Popular British magazine FourFourTwo maintained they are now a decent national team because, quintessentially, there are no German players. This statement may withhold the renowned hatred between the two countries, still it turned out to be true. Germany probably offered the most entertaining football in the World Cup in South Africa, where they smashed England – it is true that Frank Lampard’s shot crossed the line, but it is also true that the second half was a one-way match – and Argentina, before losing 1-0 to Spain just on a set piece in the final minutes. It was all courtesy to players born in Poland, like Miroslav Klose and Podolski, or originated from Ghana (Jérôme Boateng), Spain (Mario Gómez – pictured right), Tunisia (Sami Khedira) and Turkey (Mesut Özil). Meanwhile, young talents such as goalkeeper Manuel Neuer, defenders Holger Badstuber and Bats Hummels and striker Mario Götze have blossomed.
It seems to read the story of Italy in the 1990s. The Azzurri boasted admirable Under-21 national teams who indeed won all but one European Championship from 1992 to 2000, fielding future stars such as Fabio Cannavaro, Filippo Inzaghi, Alessandro Nesta, Francesco Totti and, above all, current national team players Gianluigi Buffon and Andrea Pirlo (pictured left). They all formed the backbone of the national team who won the World Cup in 2006, in which they overcame Germany in a tense semi-final with Fabio Grosso and Alessandro Del Piero scoring in the last minute of the extra-time.
The Italians were accompanied with critics following the massive Calciopoli match-fixing scandal and six years later their reputation has not changed to the eyes of upright Germans, certainly because of the Scommessopoli scandal. Furthermore, the situation has become more tense due to the economic instability of the European Union, where one of the countries is a leading economy and the other is listed among the weakest ones. It’s quite easy to imagine classic banters between “lazy, stylish latin lovers” from Italy, the land of “spaghetti and mandolini”, and the “hardworkers” from Germany “who eat sauerkrauts, drink beer and wear sandals with socks”.

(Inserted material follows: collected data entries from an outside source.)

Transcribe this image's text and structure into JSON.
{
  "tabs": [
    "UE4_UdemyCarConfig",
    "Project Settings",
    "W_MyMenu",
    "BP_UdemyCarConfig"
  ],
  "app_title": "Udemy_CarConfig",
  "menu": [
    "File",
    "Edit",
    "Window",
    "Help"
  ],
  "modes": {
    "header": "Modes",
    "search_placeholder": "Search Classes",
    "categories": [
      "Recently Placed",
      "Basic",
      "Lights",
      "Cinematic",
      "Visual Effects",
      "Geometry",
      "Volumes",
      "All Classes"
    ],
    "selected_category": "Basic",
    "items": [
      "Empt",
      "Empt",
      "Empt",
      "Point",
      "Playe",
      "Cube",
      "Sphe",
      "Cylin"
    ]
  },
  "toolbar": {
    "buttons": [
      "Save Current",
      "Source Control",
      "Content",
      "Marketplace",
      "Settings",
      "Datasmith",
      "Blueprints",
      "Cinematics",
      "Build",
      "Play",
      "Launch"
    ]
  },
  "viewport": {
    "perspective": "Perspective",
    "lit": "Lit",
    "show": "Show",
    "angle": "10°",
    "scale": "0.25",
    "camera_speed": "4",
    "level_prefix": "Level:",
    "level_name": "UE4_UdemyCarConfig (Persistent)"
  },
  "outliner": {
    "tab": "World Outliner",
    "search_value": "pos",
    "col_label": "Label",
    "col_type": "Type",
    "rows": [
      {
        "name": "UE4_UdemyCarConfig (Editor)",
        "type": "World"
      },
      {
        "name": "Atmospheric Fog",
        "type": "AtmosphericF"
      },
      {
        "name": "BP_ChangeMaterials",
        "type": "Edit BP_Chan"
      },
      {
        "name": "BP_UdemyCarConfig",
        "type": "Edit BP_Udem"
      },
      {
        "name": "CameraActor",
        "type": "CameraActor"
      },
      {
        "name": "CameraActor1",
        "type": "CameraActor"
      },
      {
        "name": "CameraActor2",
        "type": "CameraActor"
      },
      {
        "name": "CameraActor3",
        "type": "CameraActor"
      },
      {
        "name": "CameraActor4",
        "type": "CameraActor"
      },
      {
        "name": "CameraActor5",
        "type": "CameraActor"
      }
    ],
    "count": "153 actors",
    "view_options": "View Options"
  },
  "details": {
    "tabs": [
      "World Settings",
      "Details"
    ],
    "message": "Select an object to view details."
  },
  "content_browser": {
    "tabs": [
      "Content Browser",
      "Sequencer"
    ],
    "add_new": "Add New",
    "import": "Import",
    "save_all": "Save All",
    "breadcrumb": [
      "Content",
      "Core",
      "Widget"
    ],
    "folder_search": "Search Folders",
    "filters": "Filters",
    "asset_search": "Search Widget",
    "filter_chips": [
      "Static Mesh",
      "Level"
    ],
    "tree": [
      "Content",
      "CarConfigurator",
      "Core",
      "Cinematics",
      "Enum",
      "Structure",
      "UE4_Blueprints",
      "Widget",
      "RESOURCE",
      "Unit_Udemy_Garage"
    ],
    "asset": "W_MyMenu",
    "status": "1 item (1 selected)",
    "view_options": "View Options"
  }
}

Leaving these stereotypes apart, this semi-final might turn to be another fascinating one, like the legendary 4-3 in Mexico City in 1970, the final match in 1982 with the famous goal celebration by Marco Tardelli or the aforementioned Italian triumph in Dortmund, where Germany had never lost before, in 2006. Joachim Löw can rely upon a promising goalkeeper, a stable defence and a creative midfield supporting a lone striker who swaps his position with deep-lying forwards but at the same time he is in the right place when it comes to finish an offensive manoeuvre.

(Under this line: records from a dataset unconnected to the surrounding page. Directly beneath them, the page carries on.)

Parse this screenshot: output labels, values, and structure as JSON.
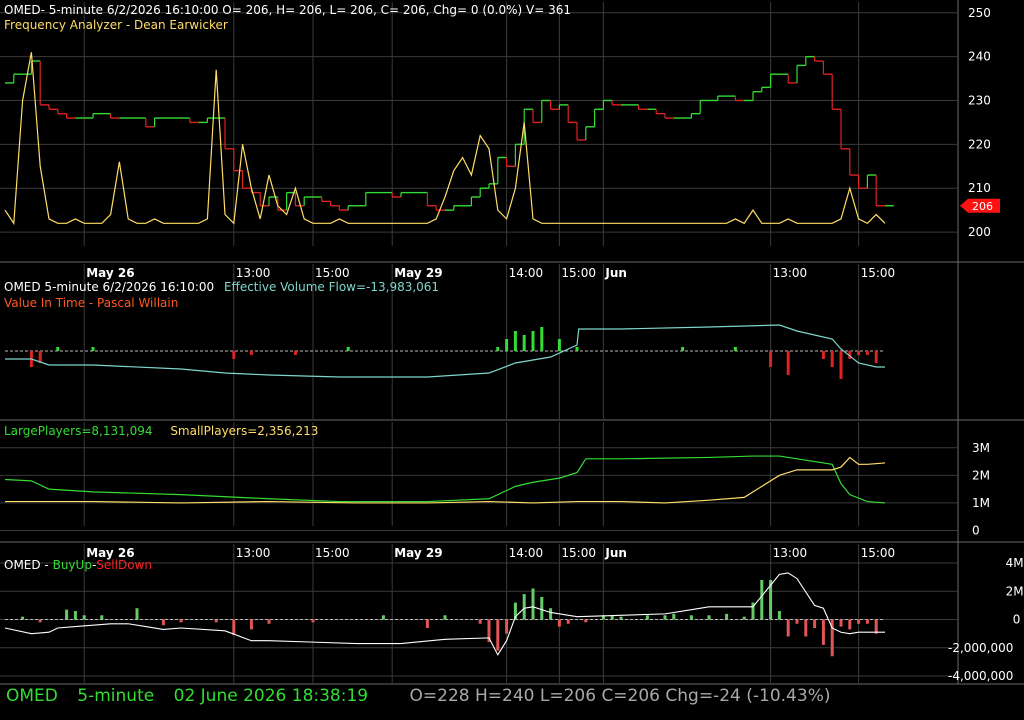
{
  "colors": {
    "bg": "#000000",
    "grid": "#3a3a3a",
    "border": "#6a6a6a",
    "text": "#ffffff",
    "green": "#33dd33",
    "red": "#dd2222",
    "yellow": "#ffdd66",
    "cyan": "#7fd6cc",
    "orange": "#ff5a1f",
    "status_green": "#33dd33",
    "status_gray": "#a8a8a8",
    "lowlabel": "#ff1111"
  },
  "panel1": {
    "header": "OMED- 5-minute 6/2/2026 16:10:00 O= 206, H= 206, L= 206, C= 206, Chg= 0 (0.0%) V= 361",
    "indicator": "Frequency Analyzer - Dean Earwicker",
    "last_price_label": "206"
  },
  "time_axis": {
    "labels": [
      {
        "text": "May 26",
        "bold": true
      },
      {
        "text": "13:00",
        "bold": false
      },
      {
        "text": "15:00",
        "bold": false
      },
      {
        "text": "May 29",
        "bold": true
      },
      {
        "text": "14:00",
        "bold": false
      },
      {
        "text": "15:00",
        "bold": false
      },
      {
        "text": "Jun",
        "bold": true
      },
      {
        "text": "13:00",
        "bold": false
      },
      {
        "text": "15:00",
        "bold": false
      }
    ]
  },
  "panel2": {
    "header": "OMED 5-minute  6/2/2026 16:10:00",
    "evf_label": "Effective Volume Flow=-13,983,061",
    "indicator": "Value In Time - Pascal Willain"
  },
  "panel3": {
    "large_label": "LargePlayers=8,131,094",
    "small_label": "SmallPlayers=2,356,213"
  },
  "panel4": {
    "prefix": "OMED - ",
    "buy_label": "BuyUp",
    "sep": "-",
    "sell_label": "SellDown"
  },
  "status_bar": {
    "symbol": "OMED",
    "interval": "5-minute",
    "datetime": "02 June 2026 18:38:19",
    "ohlc": "O=228  H=240  L=206  C=206  Chg=-24 (-10.43%)"
  },
  "chart_data": [
    {
      "type": "line",
      "title": "OMED 5-minute price with Frequency Analyzer",
      "y_ticks": [
        200,
        210,
        220,
        230,
        240,
        250
      ],
      "ylim": [
        195,
        252
      ],
      "xlim": [
        0,
        100
      ],
      "x_ticks": [
        9,
        26,
        35,
        44,
        57,
        63,
        68,
        87,
        97
      ],
      "series": [
        {
          "name": "price",
          "kind": "step",
          "x": [
            0,
            1,
            2,
            3,
            4,
            5,
            6,
            7,
            8,
            9,
            10,
            11,
            12,
            13,
            14,
            15,
            16,
            17,
            18,
            19,
            20,
            21,
            22,
            23,
            24,
            25,
            26,
            27,
            28,
            29,
            30,
            31,
            32,
            33,
            34,
            35,
            36,
            37,
            38,
            39,
            40,
            41,
            42,
            43,
            44,
            45,
            46,
            47,
            48,
            49,
            50,
            51,
            52,
            53,
            54,
            55,
            56,
            57,
            58,
            59,
            60,
            61,
            62,
            63,
            64,
            65,
            66,
            67,
            68,
            69,
            70,
            71,
            72,
            73,
            74,
            75,
            76,
            77,
            78,
            79,
            80,
            81,
            82,
            83,
            84,
            85,
            86,
            87,
            88,
            89,
            90,
            91,
            92,
            93,
            94,
            95,
            96,
            97,
            98,
            99,
            100
          ],
          "y": [
            234,
            236,
            236,
            239,
            229,
            228,
            227,
            226,
            226,
            226,
            227,
            227,
            226,
            226,
            226,
            226,
            224,
            226,
            226,
            226,
            226,
            225,
            225,
            226,
            226,
            219,
            214,
            210,
            209,
            206,
            208,
            205,
            209,
            206,
            208,
            208,
            207,
            206,
            205,
            206,
            206,
            209,
            209,
            209,
            208,
            209,
            209,
            209,
            206,
            205,
            205,
            206,
            206,
            208,
            210,
            211,
            217,
            215,
            220,
            228,
            225,
            230,
            228,
            229,
            225,
            221,
            224,
            228,
            230,
            229,
            229,
            229,
            228,
            228,
            227,
            226,
            226,
            226,
            227,
            230,
            230,
            231,
            231,
            230,
            230,
            232,
            233,
            236,
            236,
            234,
            238,
            240,
            239,
            236,
            228,
            219,
            213,
            210,
            213,
            206,
            206
          ]
        },
        {
          "name": "Frequency Analyzer",
          "kind": "line",
          "x": [
            0,
            1,
            2,
            3,
            4,
            5,
            6,
            7,
            8,
            9,
            10,
            11,
            12,
            13,
            14,
            15,
            16,
            17,
            18,
            19,
            20,
            21,
            22,
            23,
            24,
            25,
            26,
            27,
            28,
            29,
            30,
            31,
            32,
            33,
            34,
            35,
            36,
            37,
            38,
            39,
            40,
            41,
            42,
            43,
            44,
            45,
            46,
            47,
            48,
            49,
            50,
            51,
            52,
            53,
            54,
            55,
            56,
            57,
            58,
            59,
            60,
            61,
            62,
            63,
            64,
            65,
            66,
            67,
            68,
            69,
            70,
            71,
            72,
            73,
            74,
            75,
            76,
            77,
            78,
            79,
            80,
            81,
            82,
            83,
            84,
            85,
            86,
            87,
            88,
            89,
            90,
            91,
            92,
            93,
            94,
            95,
            96,
            97,
            98,
            99,
            100
          ],
          "y": [
            205,
            202,
            230,
            241,
            215,
            203,
            202,
            202,
            203,
            202,
            202,
            202,
            204,
            216,
            203,
            202,
            202,
            203,
            202,
            202,
            202,
            202,
            202,
            203,
            237,
            204,
            202,
            220,
            210,
            203,
            213,
            206,
            204,
            210,
            203,
            202,
            202,
            202,
            203,
            202,
            202,
            202,
            202,
            202,
            202,
            202,
            202,
            202,
            202,
            203,
            208,
            214,
            217,
            213,
            222,
            219,
            205,
            203,
            210,
            225,
            203,
            202,
            202,
            202,
            202,
            202,
            202,
            202,
            202,
            202,
            202,
            202,
            202,
            202,
            202,
            202,
            202,
            202,
            202,
            202,
            202,
            202,
            202,
            203,
            202,
            205,
            202,
            202,
            202,
            203,
            202,
            202,
            202,
            202,
            202,
            203,
            210,
            203,
            202,
            204,
            202
          ]
        }
      ]
    },
    {
      "type": "line",
      "title": "Effective Volume Flow / Value In Time",
      "series": [
        {
          "name": "Effective Volume Flow",
          "kind": "line",
          "x": [
            0,
            3,
            5,
            10,
            20,
            25,
            30,
            38,
            48,
            55,
            58,
            62,
            65,
            65.2,
            70,
            80,
            88,
            90,
            94,
            95,
            97,
            99,
            100
          ],
          "y": [
            -4,
            -4,
            -7,
            -7,
            -9,
            -11,
            -12,
            -13,
            -13,
            -11,
            -6,
            -3,
            3,
            11,
            11,
            12,
            13,
            10,
            6,
            1,
            -6,
            -8,
            -8
          ]
        },
        {
          "name": "Value In Time",
          "kind": "bar",
          "x": [
            3,
            4,
            6,
            10,
            26,
            28,
            33,
            39,
            56,
            57,
            58,
            59,
            60,
            61,
            63,
            65,
            77,
            83,
            87,
            89,
            93,
            94,
            95,
            96,
            97,
            98,
            99
          ],
          "y": [
            -4,
            -3,
            1,
            1,
            -2,
            -1,
            -1,
            1,
            1,
            3,
            5,
            4,
            5,
            6,
            3,
            1,
            1,
            1,
            -4,
            -6,
            -2,
            -4,
            -7,
            -2,
            -1,
            -1,
            -3
          ]
        }
      ]
    },
    {
      "type": "line",
      "y_ticks": [
        "0",
        "1M",
        "2M",
        "3M"
      ],
      "ylim": [
        -0.2,
        3.5
      ],
      "series": [
        {
          "name": "LargePlayers",
          "kind": "line",
          "x": [
            0,
            3,
            5,
            10,
            20,
            30,
            38,
            48,
            55,
            58,
            60,
            63,
            65,
            66,
            70,
            80,
            85,
            88,
            94,
            95,
            96,
            98,
            100
          ],
          "y": [
            1.85,
            1.8,
            1.5,
            1.4,
            1.3,
            1.15,
            1.05,
            1.05,
            1.15,
            1.6,
            1.75,
            1.9,
            2.1,
            2.6,
            2.6,
            2.65,
            2.7,
            2.7,
            2.4,
            1.7,
            1.3,
            1.05,
            1.0
          ]
        },
        {
          "name": "SmallPlayers",
          "kind": "line",
          "x": [
            0,
            10,
            20,
            30,
            40,
            48,
            55,
            60,
            65,
            70,
            75,
            80,
            84,
            86,
            88,
            90,
            94,
            95,
            96,
            97,
            98,
            100
          ],
          "y": [
            1.05,
            1.05,
            1.0,
            1.05,
            1.0,
            1.0,
            1.05,
            1.0,
            1.05,
            1.05,
            1.0,
            1.1,
            1.2,
            1.6,
            2.0,
            2.2,
            2.2,
            2.3,
            2.65,
            2.4,
            2.4,
            2.45
          ]
        }
      ]
    },
    {
      "type": "line",
      "y_ticks": [
        "-4,000,000",
        "-2,000,000",
        "0",
        "2M",
        "4M"
      ],
      "ylim": [
        -4000000,
        4500000
      ],
      "series": [
        {
          "name": "cumulative",
          "kind": "line",
          "x": [
            0,
            3,
            5,
            6,
            8,
            10,
            12,
            14,
            16,
            18,
            20,
            25,
            28,
            30,
            35,
            40,
            45,
            50,
            55,
            56,
            57,
            58,
            59,
            60,
            62,
            65,
            70,
            75,
            78,
            80,
            85,
            88,
            89,
            90,
            92,
            93,
            94,
            95,
            96,
            97,
            98,
            100
          ],
          "y": [
            -600000,
            -1000000,
            -900000,
            -600000,
            -500000,
            -400000,
            -300000,
            -300000,
            -500000,
            -700000,
            -600000,
            -800000,
            -1500000,
            -1500000,
            -1600000,
            -1700000,
            -1700000,
            -1400000,
            -1300000,
            -2500000,
            -1500000,
            200000,
            800000,
            900000,
            500000,
            200000,
            300000,
            400000,
            700000,
            900000,
            900000,
            3200000,
            3300000,
            2900000,
            1000000,
            800000,
            -600000,
            -900000,
            -1000000,
            -900000,
            -900000,
            -900000
          ]
        },
        {
          "name": "BuyUp-SellDown",
          "kind": "bar",
          "x": [
            2,
            4,
            7,
            8,
            9,
            11,
            15,
            18,
            20,
            24,
            26,
            28,
            30,
            35,
            43,
            48,
            50,
            54,
            55,
            56,
            57,
            58,
            59,
            60,
            61,
            62,
            63,
            64,
            66,
            68,
            69,
            70,
            73,
            75,
            76,
            78,
            80,
            82,
            84,
            85,
            86,
            87,
            88,
            89,
            90,
            91,
            92,
            93,
            94,
            95,
            96,
            97,
            98,
            99
          ],
          "y": [
            200000,
            -200000,
            700000,
            600000,
            300000,
            300000,
            800000,
            -400000,
            -200000,
            -200000,
            -1100000,
            -700000,
            -300000,
            -200000,
            300000,
            -600000,
            300000,
            -300000,
            -1600000,
            -2200000,
            -1000000,
            1200000,
            1800000,
            2200000,
            1600000,
            800000,
            -500000,
            -300000,
            -200000,
            300000,
            300000,
            200000,
            300000,
            300000,
            400000,
            300000,
            300000,
            400000,
            200000,
            1200000,
            2800000,
            2800000,
            600000,
            -1200000,
            -300000,
            -1200000,
            -600000,
            -1800000,
            -2600000,
            -500000,
            -700000,
            -300000,
            -300000,
            -1000000
          ]
        }
      ]
    }
  ]
}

On the other side, Cesare Prandelli shows a typical Italian national team, who has netted the ball four times so far – only one on open action – with as many different scorers in as many matches. They showed a remarkable team spirit, though, and no opponent has managed to block magician Andrea Pirlo. Indeed, they performed better as they shifted from the initial 3-5-2 formation, with Daniele De Rossi fielded as centre-back, to the classic 4-4-2 with the diamond midfield. Still, the Azzurri are not considered the favourites and the scenario cannot be compared with the one of 2006 – Germany have improved in creativity and fluidity, Italy perhaps lacks experienced players. Not secondarily, the latter had less time available to recover from the quarter-finals, they won against England after a very exhausting match and Löw made some of his key elements have a break.
But this is the umpteenth Italy-Germany. Once more, logics might not apply to such a match.